Ludwig von Mises, Human Action (1949):
“Each party attaches a higher value to the good he receives than to that he gives away. The exchange ratio, the price, is not the product of an equality of valuation, but, on the contrary, the product of a discrepancy in valuation.”
Destutt de Tracy, A Treatise On Political Economy (1817):
“(A)n exchange is a transaction in which the two contracting parties both gain. Whenever I make an exchange freely, and without constraint, it is because I desire the thing I receive more than that I give; and, on the contrary, he with whom I bargain desires what I offer more than that which he renders me. When I give my labour for wages it is because I esteem the wages more than what I should have been able to produce by labouring for myself; and he who pays me prizes more the services I render him than what he gives me in return.”

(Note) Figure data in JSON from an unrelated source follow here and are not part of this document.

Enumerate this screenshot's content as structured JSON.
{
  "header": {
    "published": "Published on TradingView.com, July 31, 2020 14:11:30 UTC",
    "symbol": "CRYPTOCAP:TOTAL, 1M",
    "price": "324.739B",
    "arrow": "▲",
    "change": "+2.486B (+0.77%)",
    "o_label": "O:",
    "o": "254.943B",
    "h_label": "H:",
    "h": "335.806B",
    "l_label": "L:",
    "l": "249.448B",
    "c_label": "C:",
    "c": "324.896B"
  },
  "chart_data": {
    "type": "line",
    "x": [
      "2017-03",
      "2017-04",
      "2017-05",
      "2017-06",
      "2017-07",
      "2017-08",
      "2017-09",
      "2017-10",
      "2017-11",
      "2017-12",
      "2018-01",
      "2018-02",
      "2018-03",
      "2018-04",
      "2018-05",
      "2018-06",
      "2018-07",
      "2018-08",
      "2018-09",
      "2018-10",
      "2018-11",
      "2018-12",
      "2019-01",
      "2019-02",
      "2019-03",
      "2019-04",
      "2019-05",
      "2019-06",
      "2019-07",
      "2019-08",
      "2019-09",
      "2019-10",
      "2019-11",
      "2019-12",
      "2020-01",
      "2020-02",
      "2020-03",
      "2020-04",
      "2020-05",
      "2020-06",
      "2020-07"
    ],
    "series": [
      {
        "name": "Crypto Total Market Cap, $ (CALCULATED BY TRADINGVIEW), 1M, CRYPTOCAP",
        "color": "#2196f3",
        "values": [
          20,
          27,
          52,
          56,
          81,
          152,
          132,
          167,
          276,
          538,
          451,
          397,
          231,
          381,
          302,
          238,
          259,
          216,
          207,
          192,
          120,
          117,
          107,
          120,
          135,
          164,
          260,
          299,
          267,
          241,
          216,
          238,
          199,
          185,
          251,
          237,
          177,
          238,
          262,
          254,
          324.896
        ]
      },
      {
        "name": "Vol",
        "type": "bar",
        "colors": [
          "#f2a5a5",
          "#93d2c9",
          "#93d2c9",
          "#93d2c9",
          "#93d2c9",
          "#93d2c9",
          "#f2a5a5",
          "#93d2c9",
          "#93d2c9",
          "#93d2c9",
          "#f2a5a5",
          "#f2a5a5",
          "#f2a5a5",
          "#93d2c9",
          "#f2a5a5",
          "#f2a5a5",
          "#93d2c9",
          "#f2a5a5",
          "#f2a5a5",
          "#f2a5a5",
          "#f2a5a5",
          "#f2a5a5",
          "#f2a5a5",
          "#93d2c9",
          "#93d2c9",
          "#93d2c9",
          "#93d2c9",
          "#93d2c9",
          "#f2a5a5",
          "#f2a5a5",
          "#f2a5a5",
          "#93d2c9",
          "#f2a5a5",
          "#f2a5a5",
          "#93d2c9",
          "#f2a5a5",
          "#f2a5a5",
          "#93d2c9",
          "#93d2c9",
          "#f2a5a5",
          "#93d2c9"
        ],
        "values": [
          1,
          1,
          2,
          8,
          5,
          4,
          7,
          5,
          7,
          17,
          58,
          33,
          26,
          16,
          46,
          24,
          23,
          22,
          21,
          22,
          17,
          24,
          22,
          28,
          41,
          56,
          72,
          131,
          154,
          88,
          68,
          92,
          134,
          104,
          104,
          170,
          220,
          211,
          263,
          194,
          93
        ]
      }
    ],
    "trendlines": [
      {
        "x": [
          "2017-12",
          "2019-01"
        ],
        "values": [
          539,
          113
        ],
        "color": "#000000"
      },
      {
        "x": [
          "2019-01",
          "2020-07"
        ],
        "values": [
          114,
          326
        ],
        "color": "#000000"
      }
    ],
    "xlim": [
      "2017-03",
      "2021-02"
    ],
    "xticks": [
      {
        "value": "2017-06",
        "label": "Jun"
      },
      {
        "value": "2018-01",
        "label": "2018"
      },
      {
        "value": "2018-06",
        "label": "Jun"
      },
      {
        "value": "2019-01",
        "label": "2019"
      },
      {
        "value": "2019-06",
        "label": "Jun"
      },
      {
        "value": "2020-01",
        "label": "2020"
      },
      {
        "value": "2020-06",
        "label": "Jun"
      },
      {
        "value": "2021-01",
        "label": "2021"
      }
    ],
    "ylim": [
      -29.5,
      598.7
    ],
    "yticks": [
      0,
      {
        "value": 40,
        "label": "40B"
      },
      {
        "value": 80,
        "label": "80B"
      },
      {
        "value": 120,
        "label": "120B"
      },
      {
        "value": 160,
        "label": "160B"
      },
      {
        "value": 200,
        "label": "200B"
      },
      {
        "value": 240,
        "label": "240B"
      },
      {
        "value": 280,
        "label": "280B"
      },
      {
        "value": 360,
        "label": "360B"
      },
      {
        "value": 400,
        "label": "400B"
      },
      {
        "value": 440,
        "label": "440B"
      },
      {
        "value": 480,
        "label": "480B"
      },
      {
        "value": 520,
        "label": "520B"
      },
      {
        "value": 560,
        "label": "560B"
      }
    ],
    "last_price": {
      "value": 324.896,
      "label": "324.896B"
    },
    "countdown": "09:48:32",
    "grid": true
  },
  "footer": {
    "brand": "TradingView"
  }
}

Murray N. Rothbard, An Austrian Perspective on the History of Economic Thought (1995):
“Another grave fallacy in the same paragraph in the Ethics did incalculable damage to future centuries of economic thought. There Aristotle says that in order for an exchange (any exchange? a just exchange?) to take place, the diverse goods and services "must be equated," a phrase Aristotle emphasizes several times. It is this necessary "equation" that led Aristotle to bring in the mathematics and the equal signs. His reasoning was that for A and B to exchange two products, the value of both products must be equal, otherwise an exchange would not take place. The diverse goods being exchanged for one another must be made equal because only things of equal value will be traded.
The Aristotelian concept of equal value in exchange is just plain wrong, as the Austrian School was to point out in the late nineteenth century. If A trades shoes for sacks of wheat owned by B, A does so because he prefers the wheat to the shoes, while B's preferences are precisely the opposite. If an exchange takes place, this implies not an equality of values, but rather a reverse inequality of values in the two parties making the exchange. If I buy a newspaper for 30¢ I do so because I prefer the acquisition of the newspaper to keeping the 30 cents, whereas the newsagent prefers getting the money to keeping the newspaper. This double inequality of subjective valuations sets the necessary precondition for any exchange.”
Murray N. Rothbard, Toward a Reconstruction of Utility and Welfare Economics (1956):
“Let us now consider exchanges on the free market. Such an exchange is voluntarily undertaken by both parties. Therefore, the very fact that an exchange takes place demonstrates that both parties benefit (or more strictly, expect to benefit) from the exchange. The fact that both parties chose the exchange demonstrates that they both benefit. The free market is the name for the array of all the voluntary exchanges that take place in the world. Since every exchange demonstrates a unanimity of benefit for both parties concerned, we must conclude that the free market benefits all its participants.”
Murray N. Rothbard, Man, Economy, and State (1962):
“On the one hand, when the society is free and there is no intervention, everyone will always act in the way that he believes will maximize his utility, i.e., will raise him to the highest possible position on his value scale. In short, everyone's utility ex ante will be “maximized” (provided we take care not to interpret “utility” in a cardinal manner). Any exchange on the free market, indeed any action in the free society, occurs because it is expected to benefit each party concerned. If we may use the term “society” to depict the pattern, the array, of all individual exchanges, then we may say that the free market maximizes social utility, since everyone gains in utility from his free actions.3
Coercive intervention, on the other hand, signifies per se that the individual or individuals coerced would not have voluntarily done what they are now being forced to do by the intervener. The person who is coerced into saying or not saying something or into making or not making an exchange with the intervener or with a third party is having his actions changed by a threat of violence. The man being coerced, therefore, always loses in utility as a result of the intervention, for his action has been forcibly changed by its impact.”